At Coney Island, Stephanie Lazo, 30, said that her family already stayed close to the sand when swimming.
“I have a fear of the kids’ drowning more than the chances of a shark attack, which are really, really slim,” she said.
And at Beach 67th Street, about half a mile from where Monday’s attack occurred, surfers said they were used to sharing the water.
“I’ve been surfing here for 27 years,” said Clarance Tobias, 45, a surf instructor and co-owner of the surf shop Breakwater Surf Co. “We see sharks all the time. You run into them all the time.”

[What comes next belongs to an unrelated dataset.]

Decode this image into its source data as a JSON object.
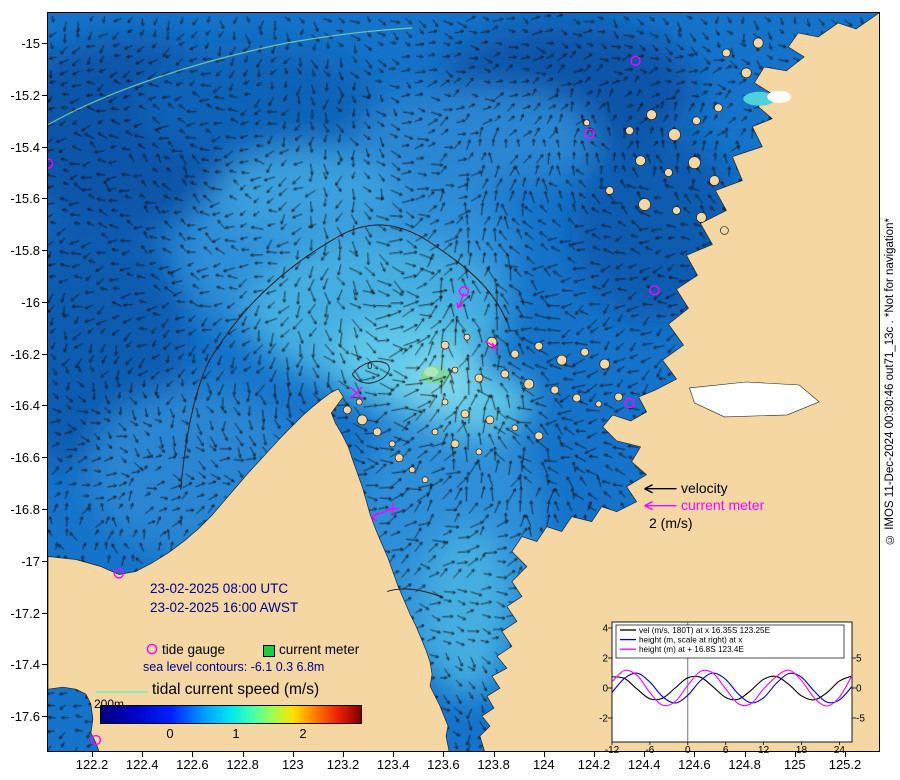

Shark bites are usually a case of “mistaken identity,” said Scott Curatolo-Wagemann, fisheries director with the Cornell Cooperative Extension in Suffolk County, N.Y., and an investigator for the Global Shark Attack File, an unofficial database of shark encounters. Sharks have always been in New York’s waters, said Mr. Curatolo-Wagemann — who was himself bitten by a shark in the Bahamas in 1994 — but increased monitoring means people are more aware of the animals’ presence.
To stay safe, beachgoers need to take some precautions, he said: Swim in groups, and avoid areas where there are a lot of bait fish and where birds are diving into the water.
On Saturday, it wasn’t a shark sighting that cleared the sand at Beach 59th Street. Shortly before 3 p.m., there was a clap of thunder, and the wind picked up.
People started packing up to leave, as clouds rolled in and the waves crested higher. It was raining.
Olivia Bensimon and Sadef Ali Kully contributed reporting.